The place is important in demonstrating the evolution or pattern of Queensland's history.

The Downs Club (1900) is important in demonstrating the establishment of exclusive social institutions for wealthy males in colonial Queensland, based on British cultural traditions. Its origins and continued use as a traditional gentlemen's club are illustrated in its form, materials and layout.

Later extensions to the clubhouse in 1972 and then in 1989 (to mark the club's centenary) illustrate the continued operation of the club into the late 20th century and reflects its expanded use and access.

The place is important in demonstrating the principal characteristics of a particular class of cultural places.
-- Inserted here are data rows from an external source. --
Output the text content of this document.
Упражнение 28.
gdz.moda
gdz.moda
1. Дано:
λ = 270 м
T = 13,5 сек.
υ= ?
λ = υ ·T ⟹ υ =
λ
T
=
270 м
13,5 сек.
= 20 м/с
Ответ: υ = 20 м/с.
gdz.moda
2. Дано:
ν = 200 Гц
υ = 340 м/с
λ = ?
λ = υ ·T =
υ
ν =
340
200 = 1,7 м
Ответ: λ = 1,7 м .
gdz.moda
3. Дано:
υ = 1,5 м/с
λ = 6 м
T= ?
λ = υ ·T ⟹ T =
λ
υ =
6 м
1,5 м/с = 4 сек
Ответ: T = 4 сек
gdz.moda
In its form, fabric, materials and layout, the Downs Club is important in demonstrating the principal characteristics of a purpose-built gentlemen's club of the late 19th and early 20th centuries. Highly intact, these principal characteristics include its: central location with dignified street appearance; privacy control measures (hedged garden setting and floor plan arrangement separating members and non-members); high quality design, construction, and furnishings; and provision of strangers' room, leisure and games rooms (reading, billiards), rooms for shared drinking and dining (bar and banquet rooms), facilities for members from "out of town" (washroom, stable/garage), and service facilities (steward's room).
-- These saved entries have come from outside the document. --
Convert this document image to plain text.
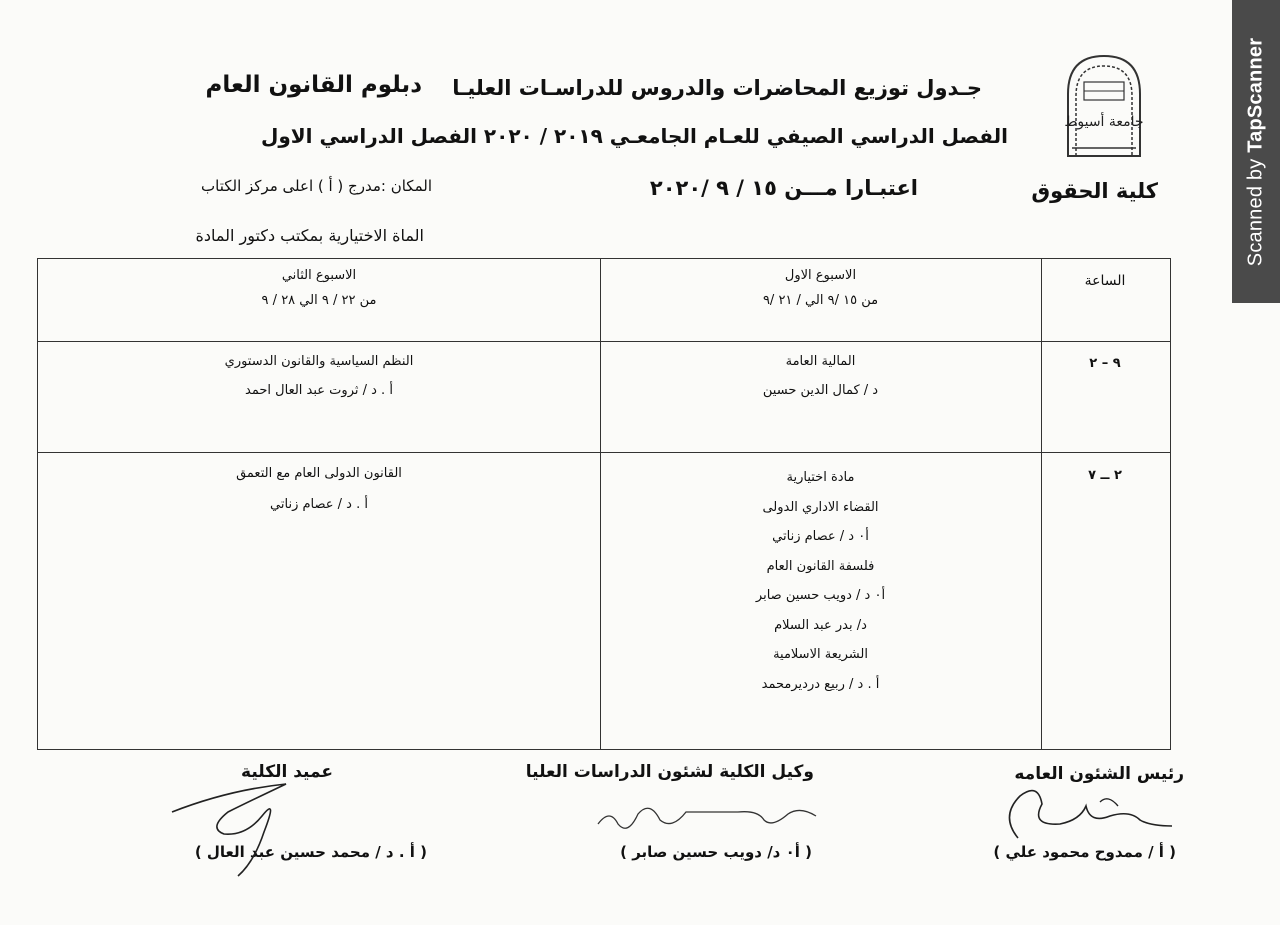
Scanned by TapScanner
جامعة أسيوط
جـدول توزيع المحاضرات والدروس للدراسـات العليـا
دبلوم القانون العام
الفصل الدراسي الصيفي للعـام الجامعـي ٢٠١٩ / ٢٠٢٠ الفصل الدراسي الاول
كلية الحقوق
اعتبـارا مـــن ١٥ / ٩ /٢٠٢٠
المكان :مدرج ( أ ) اعلى مركز الكتاب
الماة الاختيارية بمكتب دكتور المادة
الساعة
الاسبوع الاول
من ١٥ /٩ الي / ٢١ /٩
الاسبوع الثاني
من ٢٢ / ٩ الي ٢٨ / ٩
٩ – ٢
المالية العامة
د / كمال الدين حسين
النظم السياسية والقانون الدستوري
أ . د / ثروت عبد العال احمد
٢ ــ ٧
مادة اختيارية
القضاء الاداري الدولى
أ٠ د / عصام زناتي
فلسفة القانون العام
أ٠ د / دويب حسين صابر
د/ بدر عبد السلام
الشريعة الاسلامية
أ . د / ربيع درديرمحمد
القانون الدولى العام مع التعمق
أ . د / عصام زناتي
رئيس الشئون العامه
وكيل الكلية لشئون الدراسات العليا
عميد الكلية
( أ / ممدوح محمود علي )
( أ٠ د/ دويب حسين صابر )
( أ . د / محمد حسين عبد العال )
Designed by James Marks and Son, the Downs Club is important in demonstrating the principal characteristics of the work of this important Toowoomba architecture firm, notable for its prolific and high quality body of work in Queensland. Many of the firm's principal characteristics are demonstrated at the Downs Club including its: skilful and creative architectural design; emphasis on natural daylight and abundant ventilation to the interior; complex interior spatial forms; and use of Harry Marks' patent windows and flues. Highly intact, the Downs Club is an excellent example of the firm's work.
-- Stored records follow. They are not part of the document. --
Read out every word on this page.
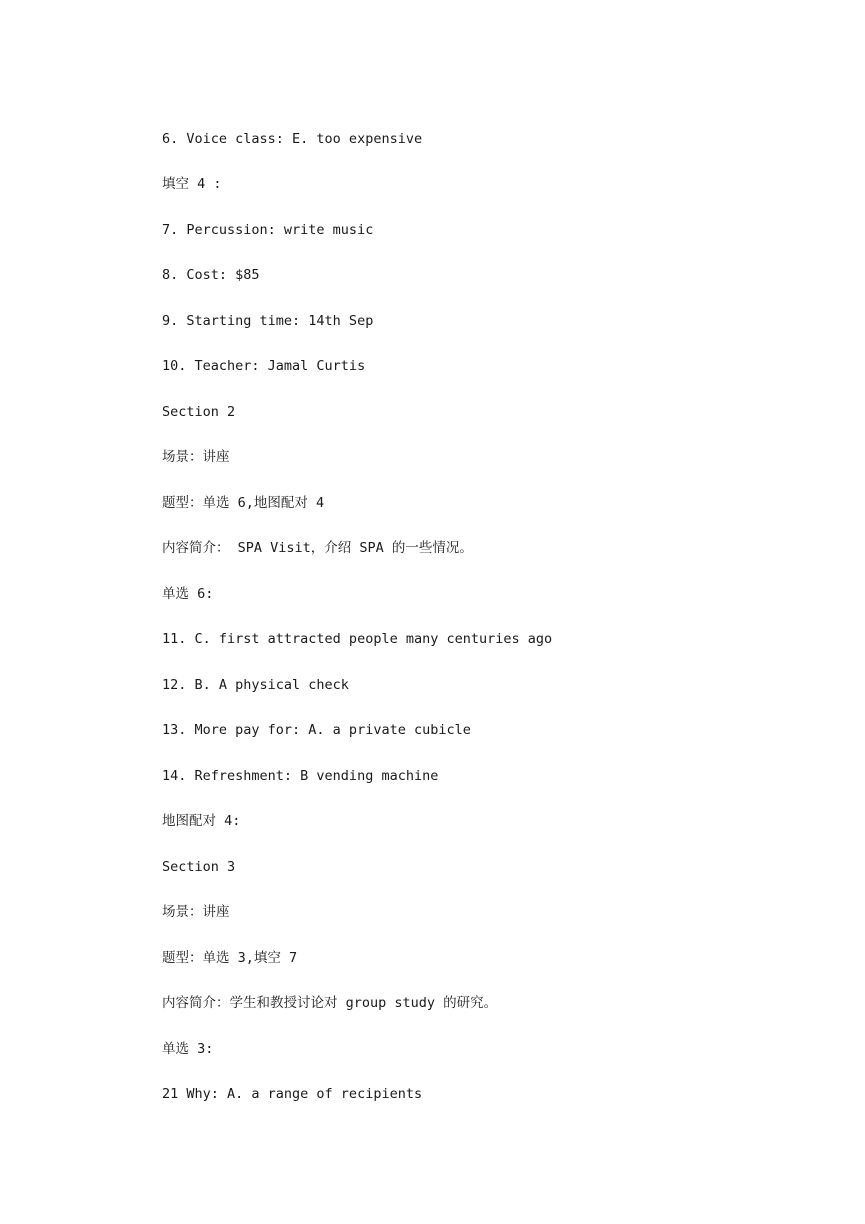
6. Voice class: E. too expensive

填空 4 :

7. Percussion: write music

8. Cost: $85

9. Starting time: 14th Sep

10. Teacher: Jamal Curtis

Section 2

场景：讲座

题型：单选 6,地图配对 4

内容简介： SPA Visit，介绍 SPA 的一些情况。

单选 6:

11. C. first attracted people many centuries ago

12. B. A physical check

13. More pay for: A. a private cubicle

14. Refreshment: B vending machine

地图配对 4:

Section 3

场景：讲座

题型：单选 3,填空 7

内容简介：学生和教授讨论对 group study 的研究。

单选 3:

21 Why: A. a range of recipients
The place is important because of its aesthetic significance.

The Downs Club is important for its aesthetic significance. Viewed from Margaret and Mylne streets, it has a dignified street presence, standing prominently in a hedged garden setting in central Toowoomba. It displays beautiful attributes through its: well-composed design in an expressive Federation-era style; complex asymmetrical roof form punctuated by gables, chimneys, and roof lanterns; striking internal spatial forms with vaulted ceilings and interconnected rooms; and cohesive use of high-quality materials, finishes, and decorative treatments.

The place is important in demonstrating a high degree of creative or technical achievement at a particular period.

The Downs Club is important in demonstrating a high degree of creative achievement in architecture. As an excellent and highly-intact example of James Marks and Son's work, a firm renowned for its design and technical expertise and innovation, the clubhouse demonstrates a skilful use of Federation-era style, with striking internal spatial forms, and the firm's own patented windows and flues.

The place has a strong or special association with a particular community or cultural group for social, cultural or spiritual reasons.

The place has a special association with past and present members of the Downs Club as the organisation's headquarters and the principal venue for its social and recreational activities continuously for more than 120 years.